I've been thinking about how in this day and age it's almost uncomfortable to not share writing. Almost like "if a writer writes something, but doesn't share it, does the writing exists?"
Does it?
Indeed it does.
And it's not just with writing that I've been struggling with this concept. It's our school days. This term we're reading and learning and diving into all sorts of subjects - but we don't have much to show for it. The kids are practicing their writing, and we do math equations on scratch paper, but at the end of the day not a single work book has been used. Their knowledge is in their heads, and it comes out in conversation and play and life.
But where is anything that we could share? That we can show for ourselves and our time?
Do we learn anything if we don't have worksheets to prove it?
Indeed we do.
Our last stop today was the beach. We drove down the road, marsh on either side, and we saw countless cars pulled over on the side of the road. There were a dozen people standing in the marsh grasses, gigantic telephoto lenses out snapping pictures. We searched with our eyes and finally found the creatures they were hounding. Snowy Owls. Within the course of the afternoon the kids and I saw three of the majestic creatures. They were quiet. Calm. Stoic. Barely moved. We watched one ready itself for flight.

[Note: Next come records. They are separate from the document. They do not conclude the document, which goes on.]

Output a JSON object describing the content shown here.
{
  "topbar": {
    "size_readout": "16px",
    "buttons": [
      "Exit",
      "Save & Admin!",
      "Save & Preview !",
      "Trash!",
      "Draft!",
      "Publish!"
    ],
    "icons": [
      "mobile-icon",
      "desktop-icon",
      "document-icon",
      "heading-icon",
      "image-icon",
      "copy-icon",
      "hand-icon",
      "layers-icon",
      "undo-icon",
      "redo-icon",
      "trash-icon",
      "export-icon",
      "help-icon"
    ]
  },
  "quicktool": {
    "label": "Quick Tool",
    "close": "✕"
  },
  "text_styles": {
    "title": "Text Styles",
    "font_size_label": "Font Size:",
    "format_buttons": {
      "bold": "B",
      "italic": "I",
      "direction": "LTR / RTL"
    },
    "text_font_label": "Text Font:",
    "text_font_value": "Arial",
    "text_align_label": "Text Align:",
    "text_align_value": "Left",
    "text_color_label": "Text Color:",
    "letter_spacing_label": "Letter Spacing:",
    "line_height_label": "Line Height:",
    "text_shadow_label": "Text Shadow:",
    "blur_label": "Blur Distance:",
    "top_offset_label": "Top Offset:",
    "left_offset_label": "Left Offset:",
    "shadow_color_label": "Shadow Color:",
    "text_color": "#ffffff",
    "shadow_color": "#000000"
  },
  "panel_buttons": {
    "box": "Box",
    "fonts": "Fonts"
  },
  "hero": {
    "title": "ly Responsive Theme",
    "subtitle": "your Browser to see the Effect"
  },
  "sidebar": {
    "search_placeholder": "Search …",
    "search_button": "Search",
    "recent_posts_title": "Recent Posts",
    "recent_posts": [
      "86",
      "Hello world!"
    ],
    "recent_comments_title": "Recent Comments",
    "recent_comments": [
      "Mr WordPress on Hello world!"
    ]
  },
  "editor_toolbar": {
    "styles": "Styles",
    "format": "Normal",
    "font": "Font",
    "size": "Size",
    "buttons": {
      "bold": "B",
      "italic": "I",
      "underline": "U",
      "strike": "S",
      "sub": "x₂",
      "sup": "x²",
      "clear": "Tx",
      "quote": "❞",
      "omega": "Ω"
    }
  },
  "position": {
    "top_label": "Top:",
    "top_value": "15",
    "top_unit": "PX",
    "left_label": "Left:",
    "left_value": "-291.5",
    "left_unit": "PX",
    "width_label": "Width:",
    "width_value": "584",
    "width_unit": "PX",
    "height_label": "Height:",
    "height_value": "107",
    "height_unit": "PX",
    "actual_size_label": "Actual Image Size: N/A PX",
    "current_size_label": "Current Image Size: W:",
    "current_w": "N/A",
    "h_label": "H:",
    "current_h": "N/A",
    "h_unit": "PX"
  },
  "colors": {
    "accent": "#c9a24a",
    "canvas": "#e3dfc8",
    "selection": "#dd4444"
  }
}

The wingspan grew and though it moved swiftly, the owl stayed close to the ground and found a new place to stand. Still in the marsh. Still stoic.
Within a few moments the crowd turned over and the owl and the three of us were the only ones who knew that it had moved recently, that it had changed his or her perspective and took the world in from a new place.
I took a blurry picture with my camera phone and blew it up and posted it to instagram. A white blob amid marshy greens and browns. Tonight I'm left full with the knowledge that even if I hadn't shared the photo, the snowy white owl would still have been there. Breathing and nestling in with its feathers and doing whatever it is that owls do... for their own survival and maybe even enjoyment.